叱っちゃいけないわけじゃない
こんにちは、しごとのみらいの竹内義晴です。
蜷川幸雄さんが亡くなったという報道がメディアに溢れています。
ボクは演劇にはそれほど興味があるほうではないし、蜷川幸雄さんのことも詳しく存じ上げないのですが、報道を観るたびに、「なぜ、こんなに慕われているのだろう?」と疑問に思うとともに、人を育てるために必要なことを考える機会になっています。
蜷川幸雄さんについてメディアから流れてくる声は、「灰皿を投げる」「人格を否定するほど罵倒する」など、現代の教育的観点からみると、ちょっと首をかしげたくなるようなものばかりです。もちろん、メディアの情報ですから、象徴的な部分を切り取られているとは思いますが、それにしても、それほどの指導をしてもなお、なぜ、蜷川さんはあれほど多くの俳優に慕われていたのでしょうか。

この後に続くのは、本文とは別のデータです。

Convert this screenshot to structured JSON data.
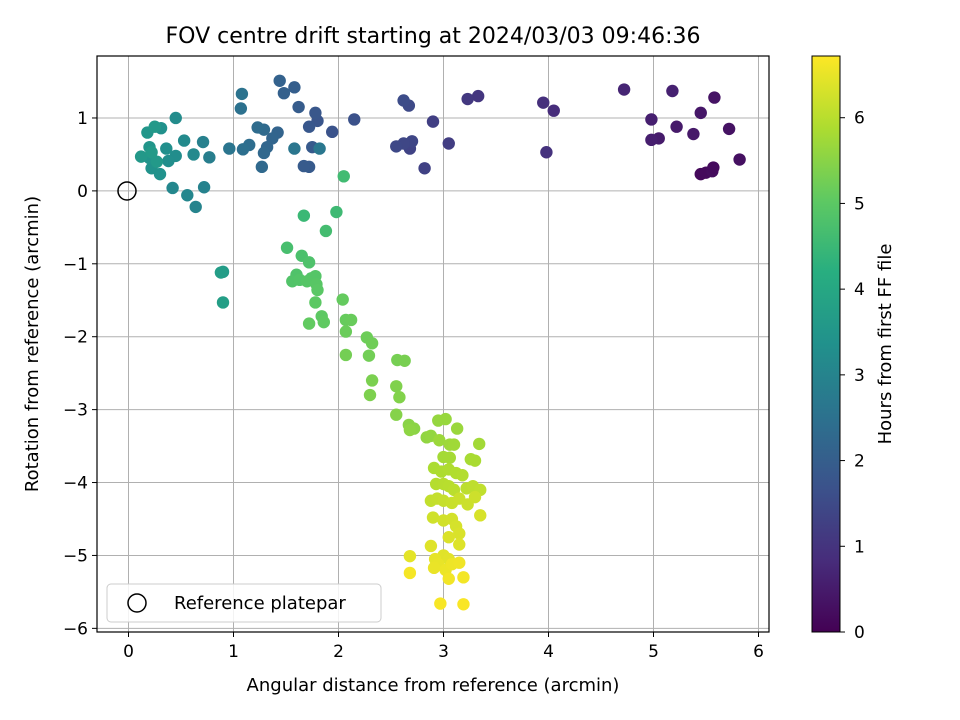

それを言葉にするのは、なにか、薄っぺらくなる感じがして嫌なんですけど、やっぱり、言葉の裏側にある愛情とか、迫りくる本気度みたいなものなのでしょうかね。
誰もが、罵倒されたら頭にくるし、人格を否定されたら心が折れる。だから、近年ではそういう指導はあまり歓迎されず、「褒めましょう」「いいところを伸ばしましょう」的なことが言われるわけですけれども、本当は、叱っていけないわけではないし、罵倒していけないわけではないのだろうなーと、蜷川さんの報道を観て、思います。
でも、それができるってことは、本気じゃないとできないし、愛情がなければできない。あと、そのあとのフォローがないとできないわけで、何かこう、叱るというのは、人を見る目や、高度な何か(単純な、やり方ではないことは確か)が必要なのだろうなーとも、合わせて思います。
ボクは、研修等で、「叱っちゃいけないわけではないです。そのやり方でうまくいっているのなら、それでOKです。でも、そのやり方でうまくいっていないのなら、変える必要があります」とよく言います。
人を育てるって、たぶん、育てる側の力量が問われるんだろうなー。